Working “in the climate/nature space” for 15 years now, Danielle’s previous career as a journalist meant she travelled a lot, and seeing impoverished children in developing countries, she began considering her childfree decision through the poverty lens.
“I thought: The planet’s resources are finite and there are so many children already here who are sadly in need of a home. I was of the opinion — and still am — that I wouldn’t need to be a biological mother. I could be an adoptive mum and that would help the planet because I wouldn’t be creating another child for finite resources.
“I don’t see the need for me to have a biological child. I can love a child that isn’t of my DNA and that’s where I’m at,” Danielle says.
Her child-free status frees her up, she says, to be active in the climate area, where people who are parents mightn’t be able to because of their responsibilities.
Danielle recommends being upfront with a partner as to whether or not you want to have children. “Luckily for me, it hasn’t been much of an issue,” she explains. “But I have female friends who were very clear they didn’t want to have children. The relationship progressed, they got married, bought a house, and the guy turned around and asked, ‘When are we going to have children?’ He thought she’d change her mind, that ‘all women want children’. “
Even when somebody opts out of procreating for climate reasons, Danielle says there can be shades to the decision, depending on background. “Among my US friends, it’s ‘I’m not going to have a child because the world’s ending’. Whereas I’ve heard women from India say it’s because of resources — we only have so many resources and if they want a child they can adopt.”
She has also had conversations where the child-free choice is causing huge sadness. “I know a woman in her 20s who sees herself as having to make an awful lot of sacrifices for the planet — one of those is not having a child. I think that perspective is very common among her age group.”

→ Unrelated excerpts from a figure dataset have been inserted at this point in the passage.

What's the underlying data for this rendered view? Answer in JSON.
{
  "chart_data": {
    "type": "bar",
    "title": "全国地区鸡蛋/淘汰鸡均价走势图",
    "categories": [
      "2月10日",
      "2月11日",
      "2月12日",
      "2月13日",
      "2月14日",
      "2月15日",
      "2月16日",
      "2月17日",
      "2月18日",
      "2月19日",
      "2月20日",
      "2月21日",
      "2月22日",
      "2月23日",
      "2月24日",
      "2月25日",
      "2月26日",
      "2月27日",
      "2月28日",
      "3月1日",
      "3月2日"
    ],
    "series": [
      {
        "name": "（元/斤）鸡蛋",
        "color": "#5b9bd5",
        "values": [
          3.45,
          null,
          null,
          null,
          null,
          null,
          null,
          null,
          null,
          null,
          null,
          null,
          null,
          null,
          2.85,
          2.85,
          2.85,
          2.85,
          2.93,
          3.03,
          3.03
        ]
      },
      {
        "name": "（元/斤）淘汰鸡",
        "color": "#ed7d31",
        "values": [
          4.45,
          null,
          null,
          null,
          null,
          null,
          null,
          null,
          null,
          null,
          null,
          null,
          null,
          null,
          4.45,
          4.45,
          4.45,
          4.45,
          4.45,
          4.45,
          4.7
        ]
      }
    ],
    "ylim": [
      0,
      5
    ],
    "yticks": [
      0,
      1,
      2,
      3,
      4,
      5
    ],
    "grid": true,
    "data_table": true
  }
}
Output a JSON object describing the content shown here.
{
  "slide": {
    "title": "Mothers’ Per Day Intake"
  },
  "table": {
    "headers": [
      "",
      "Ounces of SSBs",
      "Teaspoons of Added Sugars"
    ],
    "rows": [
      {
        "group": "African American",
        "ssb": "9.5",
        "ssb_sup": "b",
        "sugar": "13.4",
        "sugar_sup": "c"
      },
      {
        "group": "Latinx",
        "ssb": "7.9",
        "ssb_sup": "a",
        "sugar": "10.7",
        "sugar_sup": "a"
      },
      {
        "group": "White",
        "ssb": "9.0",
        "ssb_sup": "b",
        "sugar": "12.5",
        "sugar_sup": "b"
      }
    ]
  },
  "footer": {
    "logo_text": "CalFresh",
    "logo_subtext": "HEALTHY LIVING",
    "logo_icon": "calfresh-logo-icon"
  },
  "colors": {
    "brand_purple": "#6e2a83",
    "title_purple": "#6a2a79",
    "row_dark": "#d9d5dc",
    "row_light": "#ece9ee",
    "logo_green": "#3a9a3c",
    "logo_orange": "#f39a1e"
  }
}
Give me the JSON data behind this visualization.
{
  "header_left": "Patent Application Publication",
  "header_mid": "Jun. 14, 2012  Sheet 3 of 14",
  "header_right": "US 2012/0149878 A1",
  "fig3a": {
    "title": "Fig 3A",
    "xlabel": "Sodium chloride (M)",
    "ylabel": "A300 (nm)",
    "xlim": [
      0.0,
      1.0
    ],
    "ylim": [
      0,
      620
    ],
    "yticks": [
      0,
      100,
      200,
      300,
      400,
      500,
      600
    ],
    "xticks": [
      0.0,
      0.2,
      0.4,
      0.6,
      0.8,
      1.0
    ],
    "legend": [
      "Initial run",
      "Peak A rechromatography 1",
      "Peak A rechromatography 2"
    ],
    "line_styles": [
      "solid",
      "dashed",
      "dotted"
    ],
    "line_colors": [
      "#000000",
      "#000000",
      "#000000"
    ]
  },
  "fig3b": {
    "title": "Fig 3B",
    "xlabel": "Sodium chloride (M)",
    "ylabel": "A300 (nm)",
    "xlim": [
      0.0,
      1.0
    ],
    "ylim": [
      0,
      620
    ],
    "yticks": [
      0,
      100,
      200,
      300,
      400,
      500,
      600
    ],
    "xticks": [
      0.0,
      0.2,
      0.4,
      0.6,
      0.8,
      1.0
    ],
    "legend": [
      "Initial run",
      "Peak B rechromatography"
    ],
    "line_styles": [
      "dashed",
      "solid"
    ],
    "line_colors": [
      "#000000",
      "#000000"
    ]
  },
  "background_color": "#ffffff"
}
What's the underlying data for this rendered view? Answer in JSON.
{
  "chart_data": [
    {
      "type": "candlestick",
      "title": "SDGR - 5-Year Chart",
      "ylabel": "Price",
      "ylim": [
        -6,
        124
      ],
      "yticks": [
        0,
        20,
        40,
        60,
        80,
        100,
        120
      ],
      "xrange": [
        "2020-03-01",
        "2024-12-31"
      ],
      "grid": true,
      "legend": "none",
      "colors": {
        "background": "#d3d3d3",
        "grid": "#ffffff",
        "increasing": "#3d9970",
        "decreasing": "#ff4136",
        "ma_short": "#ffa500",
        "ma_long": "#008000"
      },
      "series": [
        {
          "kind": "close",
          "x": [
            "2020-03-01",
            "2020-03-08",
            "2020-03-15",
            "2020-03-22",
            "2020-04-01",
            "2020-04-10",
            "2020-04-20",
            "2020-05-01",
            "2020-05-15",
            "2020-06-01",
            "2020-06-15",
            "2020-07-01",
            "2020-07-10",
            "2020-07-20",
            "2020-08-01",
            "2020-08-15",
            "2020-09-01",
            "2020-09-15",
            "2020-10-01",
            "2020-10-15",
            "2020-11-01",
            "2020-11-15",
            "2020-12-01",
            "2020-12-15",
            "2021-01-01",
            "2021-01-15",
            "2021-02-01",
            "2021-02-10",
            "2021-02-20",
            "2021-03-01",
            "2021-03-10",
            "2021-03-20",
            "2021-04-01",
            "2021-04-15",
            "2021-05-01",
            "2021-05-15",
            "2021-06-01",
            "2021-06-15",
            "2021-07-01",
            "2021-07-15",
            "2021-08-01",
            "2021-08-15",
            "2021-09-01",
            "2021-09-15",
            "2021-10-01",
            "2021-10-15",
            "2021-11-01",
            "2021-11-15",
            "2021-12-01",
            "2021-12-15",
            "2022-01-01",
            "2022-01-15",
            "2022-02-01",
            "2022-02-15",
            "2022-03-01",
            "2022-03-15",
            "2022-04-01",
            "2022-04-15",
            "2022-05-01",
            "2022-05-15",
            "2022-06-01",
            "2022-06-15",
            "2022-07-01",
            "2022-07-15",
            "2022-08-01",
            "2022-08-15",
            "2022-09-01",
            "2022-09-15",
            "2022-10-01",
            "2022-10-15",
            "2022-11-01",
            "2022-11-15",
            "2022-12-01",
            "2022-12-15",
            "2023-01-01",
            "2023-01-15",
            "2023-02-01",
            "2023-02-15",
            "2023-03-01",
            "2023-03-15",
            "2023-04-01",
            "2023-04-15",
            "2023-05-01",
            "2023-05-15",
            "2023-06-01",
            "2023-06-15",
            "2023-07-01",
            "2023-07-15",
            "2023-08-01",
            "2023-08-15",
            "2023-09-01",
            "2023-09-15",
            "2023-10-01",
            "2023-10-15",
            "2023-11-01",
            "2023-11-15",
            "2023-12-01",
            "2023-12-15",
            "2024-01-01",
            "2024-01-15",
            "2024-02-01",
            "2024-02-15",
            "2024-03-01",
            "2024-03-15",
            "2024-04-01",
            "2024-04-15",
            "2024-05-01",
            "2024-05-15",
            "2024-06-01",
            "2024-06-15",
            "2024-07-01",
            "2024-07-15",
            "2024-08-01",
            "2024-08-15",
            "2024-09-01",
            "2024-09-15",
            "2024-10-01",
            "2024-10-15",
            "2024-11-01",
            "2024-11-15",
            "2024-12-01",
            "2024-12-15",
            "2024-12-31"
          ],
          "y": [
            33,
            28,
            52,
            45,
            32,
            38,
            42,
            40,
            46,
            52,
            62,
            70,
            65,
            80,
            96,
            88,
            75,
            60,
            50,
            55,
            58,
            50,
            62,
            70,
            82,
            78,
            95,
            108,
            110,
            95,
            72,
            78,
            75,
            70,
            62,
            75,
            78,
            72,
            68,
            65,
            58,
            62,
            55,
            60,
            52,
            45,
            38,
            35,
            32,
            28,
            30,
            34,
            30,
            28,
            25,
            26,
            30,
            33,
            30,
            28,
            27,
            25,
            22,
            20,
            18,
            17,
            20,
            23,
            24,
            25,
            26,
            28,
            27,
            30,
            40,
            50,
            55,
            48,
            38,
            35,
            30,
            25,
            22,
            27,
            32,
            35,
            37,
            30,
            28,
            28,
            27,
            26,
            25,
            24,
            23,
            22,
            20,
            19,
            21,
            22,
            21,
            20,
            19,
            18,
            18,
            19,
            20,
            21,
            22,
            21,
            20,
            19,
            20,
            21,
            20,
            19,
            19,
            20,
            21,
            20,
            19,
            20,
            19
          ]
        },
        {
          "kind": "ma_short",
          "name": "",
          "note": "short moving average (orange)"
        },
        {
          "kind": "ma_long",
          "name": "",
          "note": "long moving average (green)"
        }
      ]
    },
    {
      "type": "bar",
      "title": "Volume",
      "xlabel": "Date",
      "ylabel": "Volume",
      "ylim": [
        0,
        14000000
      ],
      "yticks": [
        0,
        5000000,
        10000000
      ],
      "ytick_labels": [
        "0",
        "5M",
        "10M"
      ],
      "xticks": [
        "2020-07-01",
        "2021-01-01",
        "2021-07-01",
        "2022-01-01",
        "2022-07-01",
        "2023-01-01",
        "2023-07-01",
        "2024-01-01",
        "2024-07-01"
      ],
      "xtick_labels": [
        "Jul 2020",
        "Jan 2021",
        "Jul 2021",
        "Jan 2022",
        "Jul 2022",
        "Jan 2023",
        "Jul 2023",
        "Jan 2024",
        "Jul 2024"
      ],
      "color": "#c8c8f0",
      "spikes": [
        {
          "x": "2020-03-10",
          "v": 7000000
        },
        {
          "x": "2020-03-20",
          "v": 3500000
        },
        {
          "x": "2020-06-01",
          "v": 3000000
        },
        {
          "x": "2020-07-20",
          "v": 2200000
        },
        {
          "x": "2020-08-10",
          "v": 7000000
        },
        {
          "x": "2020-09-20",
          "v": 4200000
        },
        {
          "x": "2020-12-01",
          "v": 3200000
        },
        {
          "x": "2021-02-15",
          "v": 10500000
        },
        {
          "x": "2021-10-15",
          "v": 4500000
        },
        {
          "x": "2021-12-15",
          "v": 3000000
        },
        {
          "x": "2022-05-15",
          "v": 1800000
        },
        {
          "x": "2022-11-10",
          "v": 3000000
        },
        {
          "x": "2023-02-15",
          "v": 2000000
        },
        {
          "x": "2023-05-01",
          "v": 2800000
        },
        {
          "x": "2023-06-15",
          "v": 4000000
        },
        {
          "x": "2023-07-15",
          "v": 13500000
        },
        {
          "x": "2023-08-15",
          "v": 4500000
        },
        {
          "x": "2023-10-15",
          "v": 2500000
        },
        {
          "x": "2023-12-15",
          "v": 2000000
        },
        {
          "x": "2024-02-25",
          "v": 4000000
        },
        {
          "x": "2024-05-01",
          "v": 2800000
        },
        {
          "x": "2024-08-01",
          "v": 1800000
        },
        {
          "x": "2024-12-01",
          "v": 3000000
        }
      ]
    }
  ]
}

From the younger generation
Two months ago, 20-year-old Jack Cantillon, a student of philosophy, politics, and economics at Trinity College Dublin, wrote in Trinity News about “the ethical dilemmas that arise when it comes to reproducing amid a climate crisis”.
“Environmental issues are definitely on the minds of all young people,” he tells the Irish Examiner.
But environmental childlessness, he says, is more of a niche area within the green movement, though he reports that The Hist, Trinity College Dublin’s debating society, debated the topic recently.
“Some people talk about it a lot and say they won’t have children for environmental reasons — but that could change as they get older. I’ve one friend who says he’d prefer to adopt, so as not to generate additional consumption.”
A counterpoint to the parenthood-or-planet question is the idea that it’s consumption levels — not population — that’s driving climate change. Voice of Irish Concern for the Environment (Voice) chief executive says: “Western consumption releases more greenhouse gases than increased populations in the developing world.”
But Hannan believes young people will increasingly factor in the climate when making reproduction decisions. “We’re not seeing extreme weather conditions in Ireland yet, but people want to know the circumstances in which they’ll be bringing up children. And this will grow as concerns about the environment become more widespread.”
In Dublin, Jack Cantillon looks forward to having children one day. He dreams of a net-zero society where the child-or-planet question doesn’t even arise.
“I hope we get to a place where over-consumption falls so that having a child is not an issue.”